A ideia é instalar cerca de 10 milhões de bombas eólicas sobre a calota para pulverizar a água do mar sobre a superfície e reabastecer o gelo do mar.

“Nossa única estratégia no momento parece ser dizer às pessoas para parar de queimar combustíveis fósseis. É uma boa ideia, mas vai precisar de muito mais do que isso para impedir que o gelo do Ártico desapareça”, disse o pesquisador e físico da Universidade Estadual do Arizona, Steven Desch.

As 10 milhões de bombas eólicas poderiam adicionar um metro extra de gelo à camada atual da região, o que ajudaria a proteger o gelo das temperaturas mais elevadas.

“Metade do gelo marinho do Ártico tem uma espessura média anual de apenas 1,5 metros. Adicionar um metro é uma mudança significativa”, afirmaram os cientistas.

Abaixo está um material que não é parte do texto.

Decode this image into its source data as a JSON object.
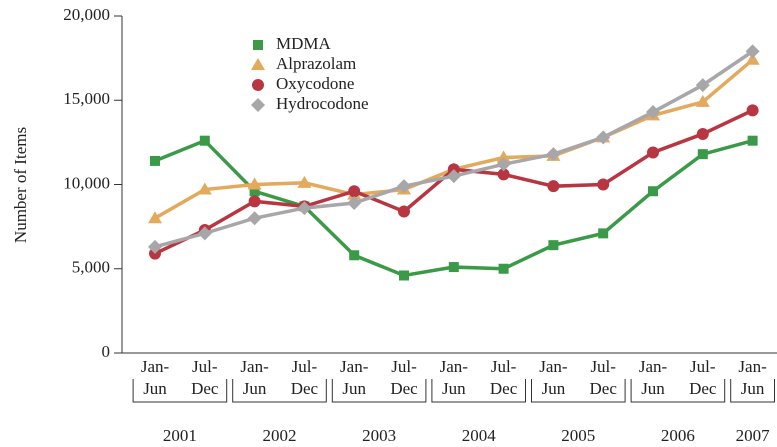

Mas, a área do Oceano Ártico é de cerca de 14 milhões de km², o que significa que 10 milhões de bombas apenas iriam cobrir cerca de 10% da área. E seriam necessárias mais de 100 milhões de bombas eólicas para cobrir toda a região.

Cada turbina eólica deve ter 3 lâminas de 6 metros de diâmetro, com um peso de 4.000 kg de aço. Para manter a bomba flutuando, seria preciso uma boia com peso aproximadamente igual. Ou seja, seriam necessários aproximadamente 10.000 kg de aço. Para 10 milhões de bombas, seriam 10 milhões de toneladas de aço por ano, ou 100 milhões de toneladas para cobrir completamente o mar. Para efeito de comparação, os EUA produzem por ano cerca de 80 milhões de toneladas de aço.

O preço estimado do plano é de aproximadamente US$ 500 bilhões, o que significa que vários países de todo o mundo teriam de ajudar a pagar os custos da instalação, que é essencialmente um sistema de ar-condicionado gigante em torno do Ártico.

Esta não é a primeira vez que os cientistas consideram seriamente usar geoengenharia para inverter as consequências do aquecimento global. Propostas anteriores incluíram o branqueamento artificial do Ártico para ajudar a refletir a radiação solar e a criação de nuvens artificiais que impediriam o calor de chegar à superfície gelada.

O plano foi publicado na revista Earth’ Future, disponível neste link em inglês.